パリトキシン(10pM-300nM)は正常栄養液中において濃度依存的にウサギ大動脈弁内皮細胞の細胞内Ca²⁺濃度を増加させた。パリトキシン(300nM)による細胞内Ca²⁺濃度増加は、対照として用いた10M ATPのおよそ650%であった。パリトキシンによる細胞内Ca²⁺濃度増加は外液Ca²⁺の除去により完全に抑制された。Na⁺,K⁺-ATPaseに結合してその作用を抑制するウワバイン(10M)はパリトキシンによる細胞内Ca²⁺濃度増加を一部抑制したが、外液からK⁺を除去してNa⁺,K⁺-ATPaseの作用を抑制しても影響はみられなかった。また、外液からNa⁺を除去してNa⁺-Ca²⁺交換機構の作用を抑制しても、パリトキシンによる細胞内Ca²⁺濃度増加に影響はみられなかった。以上の結果から、パリトキシンは外液からのCa²⁺流入を増加させてウサギ大動脈弁内皮細胞の細胞内Ca²⁺濃度を増加させることが示された。また、パリトキシンによる細胞内Ca²⁺濃度増加にはNa⁺-Ca²⁺交換機構の関与はなく、Na⁺,K⁺-ATPaseが関与していることが示唆された。ウワバインはパリトキシンによる細胞内Ca²⁺濃度増加を一部抑制したが、外液からK⁺を除去しても影響はみられなかったことから、ウワバインによる抑制はNa⁺,K⁺-ATPaseの作用を抑制することによるのではなく、ウワバインとNa⁺,K⁺-ATPaseとの結合がパリトキシンによる細胞内Ca²⁺濃度増加を抑制すると考えられる。

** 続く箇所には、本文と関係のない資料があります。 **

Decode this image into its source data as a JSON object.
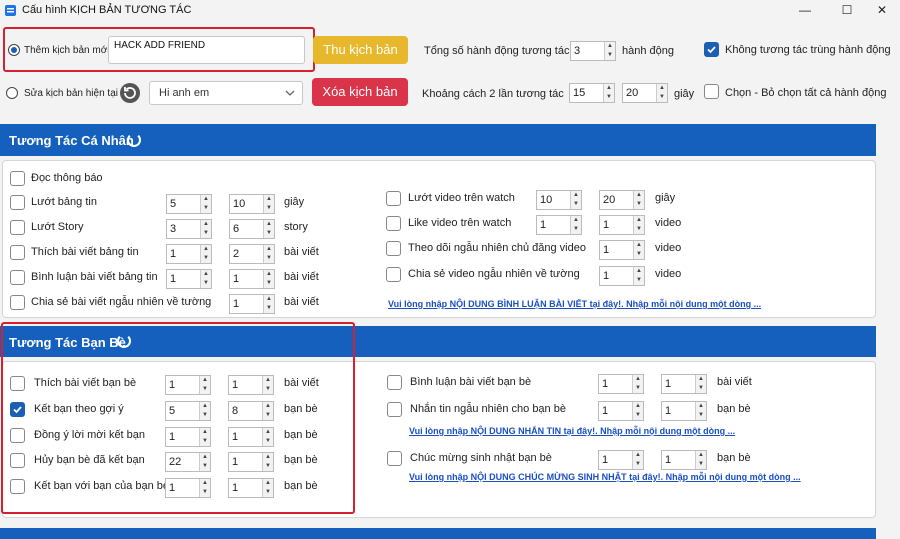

　Kimら(1995)は、人工脂質膜を用いた実験により、パリトキシンがNa⁺,K⁺-ATPaseと結合してそのイオン透過性をチャネル様に変化させることを報告している。また、この報告では、パリトキシン単独では作用はみられず、パリトキシンとNa⁺,K⁺-ATPaseの両方が存在するときのみイオンを透過させることが示されている。ウサギ大動脈弁内皮細胞においてもパリトキシンはおそらくNa⁺,K⁺-ATPaseと結合してそのイオン透過性をチャネル様に変化させていると考えられる。ウサギ門脈平滑筋細胞では、外液からNa⁺を除去するとパリトキシンによる細胞内Ca²⁺濃度の増加がみられなくなることから、パリトキシンはNa⁺の透過性を亢進させ、その結果としてNa⁺-Ca²⁺交換機構を活性化させて細胞内Ca²⁺濃度を増加させることが報告されている。しかし、本研究では外液Na⁺を除去してもパリトキシンによる細胞内Ca²⁺濃度増加に影響は認められなかった。パリトキシンによるウサギ大動脈弁内皮細胞における細胞内Ca²⁺濃度増加はおそらく、パリトキシンによりイオン透過性が変化したNa⁺,K⁺-ATPaseを通過してCa²⁺が流入することにより起こるものと考えられる。心筋細胞や平滑筋細胞、赤血球等でも、パリトキシンがNa⁺,K⁺-ATPaseと結合してそのイオン透過性をチャネル様に変化させることが報告されている。しかし、これらの報告では、パリトキシンによりイオン透過性が変化したNa⁺,K⁺-ATPaseを通過できるのは1価の陽イオンであり、Ca²⁺はこれを通過できないとされている。ウサギ大動脈弁内皮細胞においてパリトキシンによりイオン透過性が変化したNa⁺,K⁺-ATPaseは、心筋細胞や平滑筋細胞、赤血球等でみられるそれとはイオン透過性が異なることが示唆された。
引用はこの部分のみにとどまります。